Backups are another challenge for microservices: running instances should not contain long-lived data that requires backing up, whereas key-value stores, databases, and object storage used to persist data may all need a suitable backup solution that allows for roll-back or full recovery, with immutability to protect against malicious threats.
When microservices deliver the most value
Microservices-based apps deliver the most value when:
- Components require independent scaling
- Applications are large and complex
- Development teams need to work independently
- Continuous change is required
For end-users and business stakeholders, the value of microservices is in reliability, speed, and cost optimization. For tech teams, it’s consistency and ready scalability.
That said, you should not rush off to ask your developers to move your existing code to a microservices-based architecture. Most small to medium-sized businesses are unlikely to benefit from the additional work required to rebuild established codebases and the operational overheads of maintaining distributed systems.
However, if you are designing and implementing a new system, you should assess whether there are long-term operational benefits to using a microservices-based approach, especially if you have plans to scale to serving a large number of users.
Oversight and performance for your entire IT infrastructure
Gaining insights into the operations of ephemeral, auto-scaling infrastructure can be a challenge. While many tools allow for error handling from within containers and spot instances, these are often developer-focused.

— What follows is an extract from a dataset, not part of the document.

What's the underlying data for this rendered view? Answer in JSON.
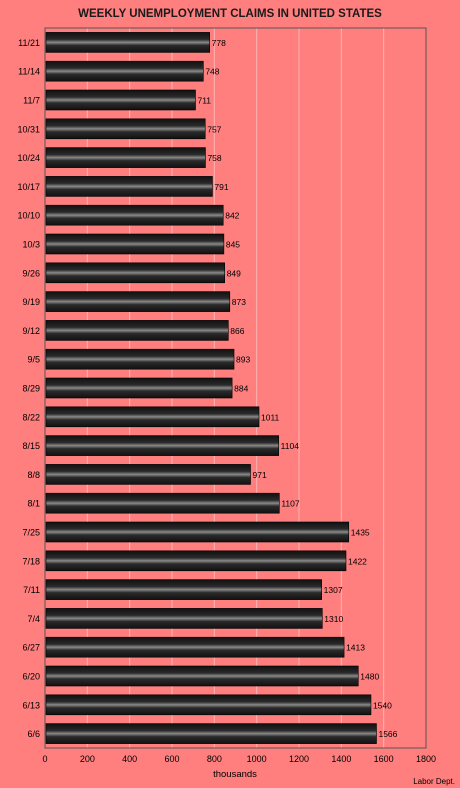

For IT teams that manage the day-to-day operation of microservices-based apps, you should look for error reporting tools that work with your codebase and allow for integration with a unified IT platform. This centralizes alerts from your microservices apps, and puts them alongside your endpoint, security, and network monitoring notifications.
You can also set up application performance monitoring to benchmark individual microservices and overall performance, and use helpdesk automation to escalate issues or cost anomalies to the right technician for immediate diagnosis.